Thursday, December 30, 2010

Turkey, Kurdish journalist sentenced to 138 years in prison

Turkey does not seem to accept, to say the least, the newspaper that gives voice to the Kurdish minority. Emine Demir, former editor of the newspaper Azadiya Welat Kurdistan (in Kurdish, which means 'independence from the motherland'), was in fact condemned today by a court in Diyarbakir, the main town in southeastern Turkey, a Kurdish majority, to well 138 years in prison for 'propaganda in favor of Kurdish rebels'.

The fault of the journalist is to have defended his articles in the cause of the PKK, the Kurdistan Workers Party, considered a terrorist organization by the turkish government. For the reporter were taken immediately handcuffed. Will still be able to appeal. It is not the first case of Kurdish journalist convicted of 'made propaganda for the PKK'.
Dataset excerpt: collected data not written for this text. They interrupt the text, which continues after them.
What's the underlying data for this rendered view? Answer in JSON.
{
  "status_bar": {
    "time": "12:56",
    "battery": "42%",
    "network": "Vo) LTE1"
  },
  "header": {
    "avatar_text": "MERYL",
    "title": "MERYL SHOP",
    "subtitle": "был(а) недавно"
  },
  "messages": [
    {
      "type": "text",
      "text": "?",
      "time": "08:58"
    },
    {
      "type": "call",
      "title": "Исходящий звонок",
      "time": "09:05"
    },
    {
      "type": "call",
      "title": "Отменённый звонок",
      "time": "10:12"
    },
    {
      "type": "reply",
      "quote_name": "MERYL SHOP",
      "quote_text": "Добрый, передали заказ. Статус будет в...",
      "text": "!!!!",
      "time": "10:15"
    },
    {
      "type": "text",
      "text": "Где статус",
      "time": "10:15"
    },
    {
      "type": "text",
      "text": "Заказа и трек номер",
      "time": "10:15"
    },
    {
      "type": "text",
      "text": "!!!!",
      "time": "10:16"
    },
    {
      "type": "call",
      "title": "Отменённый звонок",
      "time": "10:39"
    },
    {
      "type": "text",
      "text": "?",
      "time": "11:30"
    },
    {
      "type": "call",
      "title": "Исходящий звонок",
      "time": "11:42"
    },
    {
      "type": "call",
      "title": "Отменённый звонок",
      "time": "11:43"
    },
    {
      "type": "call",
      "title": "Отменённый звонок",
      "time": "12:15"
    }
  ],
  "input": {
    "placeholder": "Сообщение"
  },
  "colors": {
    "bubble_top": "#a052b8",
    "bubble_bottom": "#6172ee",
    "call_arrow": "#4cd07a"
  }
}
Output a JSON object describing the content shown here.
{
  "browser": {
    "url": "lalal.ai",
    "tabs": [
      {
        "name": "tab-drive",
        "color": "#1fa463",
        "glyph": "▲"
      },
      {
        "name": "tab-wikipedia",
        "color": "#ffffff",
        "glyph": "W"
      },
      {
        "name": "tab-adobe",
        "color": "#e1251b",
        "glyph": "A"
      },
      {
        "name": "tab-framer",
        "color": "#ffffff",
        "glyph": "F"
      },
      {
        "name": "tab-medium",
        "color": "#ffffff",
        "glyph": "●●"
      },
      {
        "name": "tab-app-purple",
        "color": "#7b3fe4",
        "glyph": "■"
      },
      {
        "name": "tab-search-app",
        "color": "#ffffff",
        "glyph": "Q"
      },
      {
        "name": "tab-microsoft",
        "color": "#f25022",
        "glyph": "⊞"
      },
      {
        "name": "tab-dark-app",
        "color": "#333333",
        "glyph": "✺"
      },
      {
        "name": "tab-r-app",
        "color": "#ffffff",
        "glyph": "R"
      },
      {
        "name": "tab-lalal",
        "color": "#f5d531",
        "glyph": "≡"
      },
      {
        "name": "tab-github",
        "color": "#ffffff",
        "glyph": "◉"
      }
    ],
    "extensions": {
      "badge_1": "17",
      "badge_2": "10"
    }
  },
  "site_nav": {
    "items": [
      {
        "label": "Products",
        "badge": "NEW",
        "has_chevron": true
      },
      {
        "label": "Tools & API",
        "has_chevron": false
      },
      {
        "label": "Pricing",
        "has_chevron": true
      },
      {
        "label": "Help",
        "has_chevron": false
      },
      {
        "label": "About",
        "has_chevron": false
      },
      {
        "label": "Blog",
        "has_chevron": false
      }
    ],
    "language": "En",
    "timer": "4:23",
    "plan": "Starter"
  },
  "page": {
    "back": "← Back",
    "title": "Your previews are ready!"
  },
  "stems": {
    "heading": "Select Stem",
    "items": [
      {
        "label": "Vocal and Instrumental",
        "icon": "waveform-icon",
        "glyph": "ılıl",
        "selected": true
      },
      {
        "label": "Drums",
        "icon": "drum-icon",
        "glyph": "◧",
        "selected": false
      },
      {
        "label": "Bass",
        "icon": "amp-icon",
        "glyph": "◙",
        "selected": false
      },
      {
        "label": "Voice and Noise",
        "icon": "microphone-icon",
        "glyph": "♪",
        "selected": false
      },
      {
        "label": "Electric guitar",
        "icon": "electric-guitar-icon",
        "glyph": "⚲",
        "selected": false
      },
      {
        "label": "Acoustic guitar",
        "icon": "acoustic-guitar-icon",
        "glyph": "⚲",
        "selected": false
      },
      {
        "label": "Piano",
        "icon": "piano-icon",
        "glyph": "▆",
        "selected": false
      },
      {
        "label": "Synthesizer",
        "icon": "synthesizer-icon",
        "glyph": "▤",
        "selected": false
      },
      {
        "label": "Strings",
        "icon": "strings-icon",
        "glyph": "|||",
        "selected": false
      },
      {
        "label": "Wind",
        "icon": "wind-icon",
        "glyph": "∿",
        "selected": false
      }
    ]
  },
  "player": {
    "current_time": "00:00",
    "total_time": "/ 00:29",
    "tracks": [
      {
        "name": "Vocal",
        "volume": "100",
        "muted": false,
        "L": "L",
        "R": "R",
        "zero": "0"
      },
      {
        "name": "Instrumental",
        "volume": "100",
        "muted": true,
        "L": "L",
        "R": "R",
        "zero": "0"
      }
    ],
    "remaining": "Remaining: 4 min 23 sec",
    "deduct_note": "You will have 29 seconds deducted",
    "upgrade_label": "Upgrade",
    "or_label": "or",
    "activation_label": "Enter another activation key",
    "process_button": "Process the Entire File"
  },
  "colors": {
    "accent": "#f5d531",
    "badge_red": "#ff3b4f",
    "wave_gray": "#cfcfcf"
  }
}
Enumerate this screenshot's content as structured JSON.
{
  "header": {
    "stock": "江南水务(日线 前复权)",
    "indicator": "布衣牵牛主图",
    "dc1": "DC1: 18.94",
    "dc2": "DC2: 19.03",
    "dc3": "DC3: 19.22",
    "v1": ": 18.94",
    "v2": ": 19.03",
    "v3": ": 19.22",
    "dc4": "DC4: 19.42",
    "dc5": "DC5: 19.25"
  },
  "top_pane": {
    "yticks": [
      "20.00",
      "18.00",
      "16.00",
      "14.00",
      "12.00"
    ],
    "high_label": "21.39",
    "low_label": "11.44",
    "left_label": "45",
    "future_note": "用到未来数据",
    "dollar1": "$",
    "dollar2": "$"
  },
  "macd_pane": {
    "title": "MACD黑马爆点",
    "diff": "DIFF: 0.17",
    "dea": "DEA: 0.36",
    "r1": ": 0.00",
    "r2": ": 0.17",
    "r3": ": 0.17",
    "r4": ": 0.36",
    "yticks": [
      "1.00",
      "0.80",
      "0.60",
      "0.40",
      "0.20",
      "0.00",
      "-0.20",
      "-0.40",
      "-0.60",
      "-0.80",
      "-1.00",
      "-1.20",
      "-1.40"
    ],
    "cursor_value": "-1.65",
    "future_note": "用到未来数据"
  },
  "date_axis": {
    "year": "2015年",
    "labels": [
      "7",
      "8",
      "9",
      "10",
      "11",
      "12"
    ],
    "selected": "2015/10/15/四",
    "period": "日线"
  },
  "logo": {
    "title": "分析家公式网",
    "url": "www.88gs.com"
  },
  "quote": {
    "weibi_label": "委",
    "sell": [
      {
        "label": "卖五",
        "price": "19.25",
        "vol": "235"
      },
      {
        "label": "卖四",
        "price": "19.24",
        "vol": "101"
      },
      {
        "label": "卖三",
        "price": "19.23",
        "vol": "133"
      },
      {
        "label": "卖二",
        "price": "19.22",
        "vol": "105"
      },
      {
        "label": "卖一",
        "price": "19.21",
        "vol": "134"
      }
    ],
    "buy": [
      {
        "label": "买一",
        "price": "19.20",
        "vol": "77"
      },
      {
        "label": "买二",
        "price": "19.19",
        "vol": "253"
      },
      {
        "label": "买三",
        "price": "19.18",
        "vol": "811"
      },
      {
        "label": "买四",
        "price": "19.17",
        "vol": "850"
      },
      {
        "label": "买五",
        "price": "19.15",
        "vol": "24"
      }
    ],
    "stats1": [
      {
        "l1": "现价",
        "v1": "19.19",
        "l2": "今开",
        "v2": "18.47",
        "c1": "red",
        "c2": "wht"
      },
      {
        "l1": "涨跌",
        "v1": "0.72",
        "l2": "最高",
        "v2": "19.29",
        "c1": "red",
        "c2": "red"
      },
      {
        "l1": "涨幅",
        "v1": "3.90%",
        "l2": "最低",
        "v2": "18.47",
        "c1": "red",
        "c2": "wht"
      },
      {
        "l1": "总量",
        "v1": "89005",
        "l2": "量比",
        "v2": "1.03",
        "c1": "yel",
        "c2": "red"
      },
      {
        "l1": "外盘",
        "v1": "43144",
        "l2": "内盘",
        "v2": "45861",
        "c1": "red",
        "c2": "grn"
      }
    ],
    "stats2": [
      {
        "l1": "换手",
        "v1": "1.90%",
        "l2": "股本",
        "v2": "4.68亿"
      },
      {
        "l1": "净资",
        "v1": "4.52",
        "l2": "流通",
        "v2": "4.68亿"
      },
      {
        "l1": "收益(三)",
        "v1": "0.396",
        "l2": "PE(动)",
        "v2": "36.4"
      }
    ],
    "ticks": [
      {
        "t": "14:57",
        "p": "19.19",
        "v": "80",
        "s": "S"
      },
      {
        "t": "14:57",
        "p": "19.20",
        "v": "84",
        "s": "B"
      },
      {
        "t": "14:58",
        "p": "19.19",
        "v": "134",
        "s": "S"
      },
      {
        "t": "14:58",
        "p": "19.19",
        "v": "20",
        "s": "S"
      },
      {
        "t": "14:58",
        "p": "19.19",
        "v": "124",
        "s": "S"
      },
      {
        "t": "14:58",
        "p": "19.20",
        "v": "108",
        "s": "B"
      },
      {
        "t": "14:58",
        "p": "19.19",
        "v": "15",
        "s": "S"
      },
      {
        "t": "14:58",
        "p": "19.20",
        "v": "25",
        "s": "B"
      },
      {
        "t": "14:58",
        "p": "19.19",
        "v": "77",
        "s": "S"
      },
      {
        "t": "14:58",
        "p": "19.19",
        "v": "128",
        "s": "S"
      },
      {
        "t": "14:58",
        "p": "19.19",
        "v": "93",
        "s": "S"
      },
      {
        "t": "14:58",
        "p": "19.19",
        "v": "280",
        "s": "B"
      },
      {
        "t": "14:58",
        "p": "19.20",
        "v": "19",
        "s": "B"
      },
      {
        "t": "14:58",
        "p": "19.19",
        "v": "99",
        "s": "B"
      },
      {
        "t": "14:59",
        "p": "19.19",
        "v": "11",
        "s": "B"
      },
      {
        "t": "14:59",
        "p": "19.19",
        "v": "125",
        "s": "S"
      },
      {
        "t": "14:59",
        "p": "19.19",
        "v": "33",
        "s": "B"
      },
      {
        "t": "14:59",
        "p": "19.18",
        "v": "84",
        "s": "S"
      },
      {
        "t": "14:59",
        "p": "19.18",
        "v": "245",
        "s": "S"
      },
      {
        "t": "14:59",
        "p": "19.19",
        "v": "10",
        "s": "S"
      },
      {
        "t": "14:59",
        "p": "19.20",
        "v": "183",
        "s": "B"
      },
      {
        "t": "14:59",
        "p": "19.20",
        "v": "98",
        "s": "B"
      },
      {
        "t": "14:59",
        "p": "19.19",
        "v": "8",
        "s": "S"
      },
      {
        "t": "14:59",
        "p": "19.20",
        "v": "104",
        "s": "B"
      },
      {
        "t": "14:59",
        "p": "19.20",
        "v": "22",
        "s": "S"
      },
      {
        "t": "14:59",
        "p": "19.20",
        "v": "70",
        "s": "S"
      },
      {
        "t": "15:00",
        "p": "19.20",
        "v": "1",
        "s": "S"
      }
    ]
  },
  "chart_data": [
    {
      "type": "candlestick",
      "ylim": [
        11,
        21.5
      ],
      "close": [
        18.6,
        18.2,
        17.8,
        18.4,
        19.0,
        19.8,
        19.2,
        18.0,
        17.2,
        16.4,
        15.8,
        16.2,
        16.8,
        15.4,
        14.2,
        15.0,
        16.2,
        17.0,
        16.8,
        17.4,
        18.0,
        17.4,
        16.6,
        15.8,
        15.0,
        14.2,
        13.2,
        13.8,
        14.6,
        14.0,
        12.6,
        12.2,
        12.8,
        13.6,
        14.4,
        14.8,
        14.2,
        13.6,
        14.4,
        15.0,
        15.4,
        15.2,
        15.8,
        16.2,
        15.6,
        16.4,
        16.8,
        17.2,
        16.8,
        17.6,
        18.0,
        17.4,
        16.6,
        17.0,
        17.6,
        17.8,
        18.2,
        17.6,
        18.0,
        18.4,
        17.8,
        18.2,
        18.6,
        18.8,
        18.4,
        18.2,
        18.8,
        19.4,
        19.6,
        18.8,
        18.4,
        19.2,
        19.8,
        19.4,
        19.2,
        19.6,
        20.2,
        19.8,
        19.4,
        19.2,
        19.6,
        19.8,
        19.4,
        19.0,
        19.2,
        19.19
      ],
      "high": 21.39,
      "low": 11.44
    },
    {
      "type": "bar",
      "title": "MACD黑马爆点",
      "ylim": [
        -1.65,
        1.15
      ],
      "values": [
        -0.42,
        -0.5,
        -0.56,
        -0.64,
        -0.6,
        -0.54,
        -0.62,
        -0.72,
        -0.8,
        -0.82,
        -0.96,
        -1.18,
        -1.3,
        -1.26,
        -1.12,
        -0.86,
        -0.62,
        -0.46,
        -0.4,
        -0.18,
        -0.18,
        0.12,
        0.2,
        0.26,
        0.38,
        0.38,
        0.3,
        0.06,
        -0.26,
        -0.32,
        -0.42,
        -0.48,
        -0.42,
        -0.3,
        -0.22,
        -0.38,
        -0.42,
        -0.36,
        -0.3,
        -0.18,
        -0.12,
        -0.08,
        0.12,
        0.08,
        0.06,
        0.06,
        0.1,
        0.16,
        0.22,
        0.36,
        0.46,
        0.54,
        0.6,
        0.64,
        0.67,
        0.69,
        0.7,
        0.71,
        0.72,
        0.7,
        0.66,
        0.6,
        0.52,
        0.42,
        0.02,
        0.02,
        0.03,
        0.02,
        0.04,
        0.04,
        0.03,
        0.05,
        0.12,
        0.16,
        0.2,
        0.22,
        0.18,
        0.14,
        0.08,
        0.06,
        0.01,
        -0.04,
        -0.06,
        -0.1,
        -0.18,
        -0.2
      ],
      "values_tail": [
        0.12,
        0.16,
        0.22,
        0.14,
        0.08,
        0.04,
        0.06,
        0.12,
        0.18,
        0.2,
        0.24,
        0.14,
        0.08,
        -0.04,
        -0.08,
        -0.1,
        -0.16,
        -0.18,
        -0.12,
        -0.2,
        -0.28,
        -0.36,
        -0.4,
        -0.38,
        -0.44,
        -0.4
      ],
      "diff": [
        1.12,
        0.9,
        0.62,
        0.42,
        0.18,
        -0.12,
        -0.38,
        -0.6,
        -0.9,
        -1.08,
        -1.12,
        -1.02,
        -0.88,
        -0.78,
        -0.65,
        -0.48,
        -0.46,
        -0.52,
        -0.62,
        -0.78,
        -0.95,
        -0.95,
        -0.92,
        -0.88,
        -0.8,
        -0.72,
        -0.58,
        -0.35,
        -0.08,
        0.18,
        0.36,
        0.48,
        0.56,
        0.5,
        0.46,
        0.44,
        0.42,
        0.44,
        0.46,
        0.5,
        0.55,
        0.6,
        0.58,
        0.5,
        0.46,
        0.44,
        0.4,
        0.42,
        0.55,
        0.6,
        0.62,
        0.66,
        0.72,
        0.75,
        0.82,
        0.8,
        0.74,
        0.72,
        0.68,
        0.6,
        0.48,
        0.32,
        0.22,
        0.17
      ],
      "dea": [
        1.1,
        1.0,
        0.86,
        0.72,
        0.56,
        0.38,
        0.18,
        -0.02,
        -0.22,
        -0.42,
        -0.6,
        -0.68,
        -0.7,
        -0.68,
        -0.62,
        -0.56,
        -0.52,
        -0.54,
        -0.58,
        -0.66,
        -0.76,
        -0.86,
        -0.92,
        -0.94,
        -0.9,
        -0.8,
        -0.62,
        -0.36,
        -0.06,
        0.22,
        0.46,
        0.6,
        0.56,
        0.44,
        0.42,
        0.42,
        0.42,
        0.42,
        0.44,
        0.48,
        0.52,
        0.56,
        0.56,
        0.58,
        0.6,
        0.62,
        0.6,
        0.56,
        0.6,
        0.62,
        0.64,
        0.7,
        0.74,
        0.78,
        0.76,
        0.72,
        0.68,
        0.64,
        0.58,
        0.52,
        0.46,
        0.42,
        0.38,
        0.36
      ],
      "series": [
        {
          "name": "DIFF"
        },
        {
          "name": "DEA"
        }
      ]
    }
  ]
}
In May it had fallen to the editor of that newspaper always, Vedat Kursum, 36, journalist and publisher delquotidiano. He had been inflicted 166 years in prison. Kursum between the other is in jail since January 30, 2009, when he was arrested at Istanbul while trying to flee to Europe to seek political asylum.

A Kursum was not even allowed during the sit next to his lawyers. The young editor in prison also has contracted a serious hepatitis. Ten months ago, in February, it had fallen instead to Ozan Kilinc, a former editor of the newspaper, who was sentenced to 21 years in prison. The people are almost 30 million Kurds spread, however, between Turkey, home to seven million people of Kurdish ethnicity and constitute 8 percent of the entire Kurdish population, the rest are in Syria, Iran and other Middle Eastern states .

Decades constitute one of the largest ethnic group without a country in the world already for more than a century trying to create a Kurdistan, a nation politically independent and autonomous, but always meeting the obvious opposition of sovereign states. The small Kurdish newspaper, has a daily circulation of just 15,000 copies in the last four years, at least three of its four editors are gone on trial.

The time of each new sentence for Kurdish journalist, issued on the day when he arrived in Diyarbakir turkish President Abdullah Gul, only increases the doubts of the international community on freedom of expression in Turkey.